В заключение замечу, что кроме девятнадцати рассказов от авторов «Зеркала» в данной книге присутствуют ещё три текста. Автор одного из них Олег Титов – один из ключевых игроков проекта «Аква». А рассказы Татьяны Хушкевич и Валерия Камардина стали лауреатами литературного конкурса, проведённого по инициативе «Зеркала» и под его патронажем.

Руководители и авторы проектов надеются, что мы и в дальнейшем будем «держать планку» и оправдывать читательские ожидания. Ну а пока – «Зеркало-15», в добрый путь!

Наше индивидуальное творчество

Андрей Кокоулин
Зеркало

Зеркало возили за халифом Муннаром повсюду.

Большой, в охват мужских рук овал начищенного до блеска серебра, вставленный в раму красного дерева, был бережно возложен на ковры и укрыт драгоценным бархатом. Повозку с ним в центре обоза тянули два смирных вола.

В повозке также везли десяток мешков мельчайшего белого песка и старую Зейнаб. И Зейнаб, и песок ценились халифом на вес золота, и горе было тому, кто осмелился бы на них покуситься. Пальцы и ладони у Зейнаб были мягкие и невесомые, как пух. О, любое прикосновение их к лицу недостойного было волшебно и сладостно. Одно прикосновение – лучше, чем ночь с наложницей. Два – лучше, чем сто ночей.

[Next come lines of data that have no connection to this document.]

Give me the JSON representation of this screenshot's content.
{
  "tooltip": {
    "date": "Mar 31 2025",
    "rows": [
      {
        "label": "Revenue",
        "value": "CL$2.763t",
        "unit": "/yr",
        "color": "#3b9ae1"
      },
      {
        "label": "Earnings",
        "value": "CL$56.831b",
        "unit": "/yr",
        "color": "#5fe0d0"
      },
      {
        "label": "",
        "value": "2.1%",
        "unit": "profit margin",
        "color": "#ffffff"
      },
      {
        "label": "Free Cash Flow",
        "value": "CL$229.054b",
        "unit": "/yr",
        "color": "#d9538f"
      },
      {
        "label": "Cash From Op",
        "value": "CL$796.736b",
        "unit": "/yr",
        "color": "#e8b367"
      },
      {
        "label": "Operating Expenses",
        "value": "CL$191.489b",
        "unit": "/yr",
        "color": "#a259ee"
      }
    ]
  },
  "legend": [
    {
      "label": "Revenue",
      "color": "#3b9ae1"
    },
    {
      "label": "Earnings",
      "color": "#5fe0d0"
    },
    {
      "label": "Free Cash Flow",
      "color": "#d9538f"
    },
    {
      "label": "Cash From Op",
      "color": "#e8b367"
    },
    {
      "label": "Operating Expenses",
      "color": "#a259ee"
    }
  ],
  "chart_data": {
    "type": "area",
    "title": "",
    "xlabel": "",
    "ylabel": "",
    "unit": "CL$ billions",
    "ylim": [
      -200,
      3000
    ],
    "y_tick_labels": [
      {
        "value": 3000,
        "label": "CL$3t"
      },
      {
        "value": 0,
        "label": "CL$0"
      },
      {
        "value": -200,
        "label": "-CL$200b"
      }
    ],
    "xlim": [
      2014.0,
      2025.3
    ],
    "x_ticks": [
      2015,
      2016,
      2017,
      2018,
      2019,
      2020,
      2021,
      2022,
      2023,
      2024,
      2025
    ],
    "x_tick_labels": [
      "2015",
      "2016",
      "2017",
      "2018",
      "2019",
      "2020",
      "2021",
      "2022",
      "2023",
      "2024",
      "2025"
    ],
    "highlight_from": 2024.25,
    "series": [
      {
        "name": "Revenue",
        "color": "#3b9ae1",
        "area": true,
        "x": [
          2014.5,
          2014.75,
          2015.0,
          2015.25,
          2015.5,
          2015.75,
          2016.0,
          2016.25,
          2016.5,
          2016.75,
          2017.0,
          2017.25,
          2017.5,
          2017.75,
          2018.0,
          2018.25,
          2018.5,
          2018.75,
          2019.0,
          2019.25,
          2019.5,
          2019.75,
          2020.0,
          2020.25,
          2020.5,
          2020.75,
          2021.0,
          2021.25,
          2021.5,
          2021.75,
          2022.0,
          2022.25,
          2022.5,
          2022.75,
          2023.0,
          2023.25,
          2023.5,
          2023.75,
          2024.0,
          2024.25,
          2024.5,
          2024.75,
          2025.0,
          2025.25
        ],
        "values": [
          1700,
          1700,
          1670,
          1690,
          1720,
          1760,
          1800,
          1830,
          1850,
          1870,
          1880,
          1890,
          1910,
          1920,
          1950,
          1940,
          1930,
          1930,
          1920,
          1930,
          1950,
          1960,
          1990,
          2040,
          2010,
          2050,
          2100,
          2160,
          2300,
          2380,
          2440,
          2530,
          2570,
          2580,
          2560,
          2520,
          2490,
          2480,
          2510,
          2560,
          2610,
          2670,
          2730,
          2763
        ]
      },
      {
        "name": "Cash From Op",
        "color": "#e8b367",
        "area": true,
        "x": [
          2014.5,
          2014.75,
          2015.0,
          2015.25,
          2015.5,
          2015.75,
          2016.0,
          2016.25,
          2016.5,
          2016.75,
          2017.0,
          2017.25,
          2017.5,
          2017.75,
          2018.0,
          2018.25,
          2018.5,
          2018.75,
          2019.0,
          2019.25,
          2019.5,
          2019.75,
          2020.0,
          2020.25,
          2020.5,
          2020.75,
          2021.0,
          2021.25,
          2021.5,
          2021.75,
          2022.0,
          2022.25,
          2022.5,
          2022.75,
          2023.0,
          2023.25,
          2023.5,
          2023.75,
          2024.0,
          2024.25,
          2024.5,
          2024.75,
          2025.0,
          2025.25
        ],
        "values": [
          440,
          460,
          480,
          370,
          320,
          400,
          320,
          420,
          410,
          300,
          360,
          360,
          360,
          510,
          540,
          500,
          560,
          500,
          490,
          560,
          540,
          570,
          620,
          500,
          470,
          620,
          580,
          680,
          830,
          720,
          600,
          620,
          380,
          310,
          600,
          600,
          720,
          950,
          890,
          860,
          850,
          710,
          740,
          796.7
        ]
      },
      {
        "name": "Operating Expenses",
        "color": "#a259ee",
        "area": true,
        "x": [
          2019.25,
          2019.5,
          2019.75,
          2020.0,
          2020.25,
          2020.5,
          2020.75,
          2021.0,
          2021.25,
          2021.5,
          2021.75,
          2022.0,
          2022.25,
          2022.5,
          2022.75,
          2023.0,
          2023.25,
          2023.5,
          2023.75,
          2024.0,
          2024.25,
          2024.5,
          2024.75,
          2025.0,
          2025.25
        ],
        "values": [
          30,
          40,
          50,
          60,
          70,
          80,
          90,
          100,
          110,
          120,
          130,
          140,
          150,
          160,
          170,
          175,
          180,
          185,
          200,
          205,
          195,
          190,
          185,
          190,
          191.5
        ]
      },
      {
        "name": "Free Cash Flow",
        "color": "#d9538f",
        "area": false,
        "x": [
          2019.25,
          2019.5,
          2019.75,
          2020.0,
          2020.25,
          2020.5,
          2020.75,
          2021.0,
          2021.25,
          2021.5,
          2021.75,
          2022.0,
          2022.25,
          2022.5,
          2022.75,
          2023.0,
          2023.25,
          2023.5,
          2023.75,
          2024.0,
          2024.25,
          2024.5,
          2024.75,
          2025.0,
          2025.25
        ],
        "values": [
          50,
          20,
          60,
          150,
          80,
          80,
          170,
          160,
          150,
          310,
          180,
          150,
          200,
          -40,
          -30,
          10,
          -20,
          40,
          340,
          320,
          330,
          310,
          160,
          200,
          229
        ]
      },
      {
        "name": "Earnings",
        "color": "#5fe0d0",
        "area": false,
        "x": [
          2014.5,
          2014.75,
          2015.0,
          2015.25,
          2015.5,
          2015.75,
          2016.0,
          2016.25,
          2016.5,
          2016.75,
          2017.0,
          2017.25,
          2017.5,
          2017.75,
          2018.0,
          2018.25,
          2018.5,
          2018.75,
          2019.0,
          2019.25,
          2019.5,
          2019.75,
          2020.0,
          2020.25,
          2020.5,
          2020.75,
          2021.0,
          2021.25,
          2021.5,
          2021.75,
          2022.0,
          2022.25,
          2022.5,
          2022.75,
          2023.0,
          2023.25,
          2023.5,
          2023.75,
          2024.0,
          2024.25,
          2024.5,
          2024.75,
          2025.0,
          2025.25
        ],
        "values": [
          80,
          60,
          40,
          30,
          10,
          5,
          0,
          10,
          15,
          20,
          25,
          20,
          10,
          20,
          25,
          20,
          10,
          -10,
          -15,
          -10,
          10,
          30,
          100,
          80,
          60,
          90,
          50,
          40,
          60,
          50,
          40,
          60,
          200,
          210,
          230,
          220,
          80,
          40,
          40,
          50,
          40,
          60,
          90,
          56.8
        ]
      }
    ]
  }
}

Пальцы и ладони Зейнаб чистили зеркало каждый вечер, когда халиф и его люди останавливались на отдых.

Так случилось, что халиф собирал земли в прежний халифат.

Двуличный Рахим-Оолдоз, одновременно любимый дядя и визирь, взял власть в Дохне, пока Муннар совершал хадж в земли предков на севере.

Верные визирю нукеры огнем и саблей прошлись по благословенному краю от оазиса Эль-Мукр до гор Чакрадаг, смутил умы клич: «Ханства – всем! Без халифа!», жадные мысли змеями вползли в головы наместников провинций.

И не стало порядка, мытари возвращались в Дохну пустые, а многие вовсе не возвращались, разбойные люди сели на караванных путях, указы халифа, оплеванные, желтели на столбах. Затем вспыхнуло восстание дехкан в Прачонге, Кеба объявила себя Великим Ханством Кеба, Кемайя – Ханством Кемайя, Рахим-Оолдоз сбежал от взбунтовавшейся городской стражи и по слухам, которым цена – горсть кизяка, скрылся в пустыне.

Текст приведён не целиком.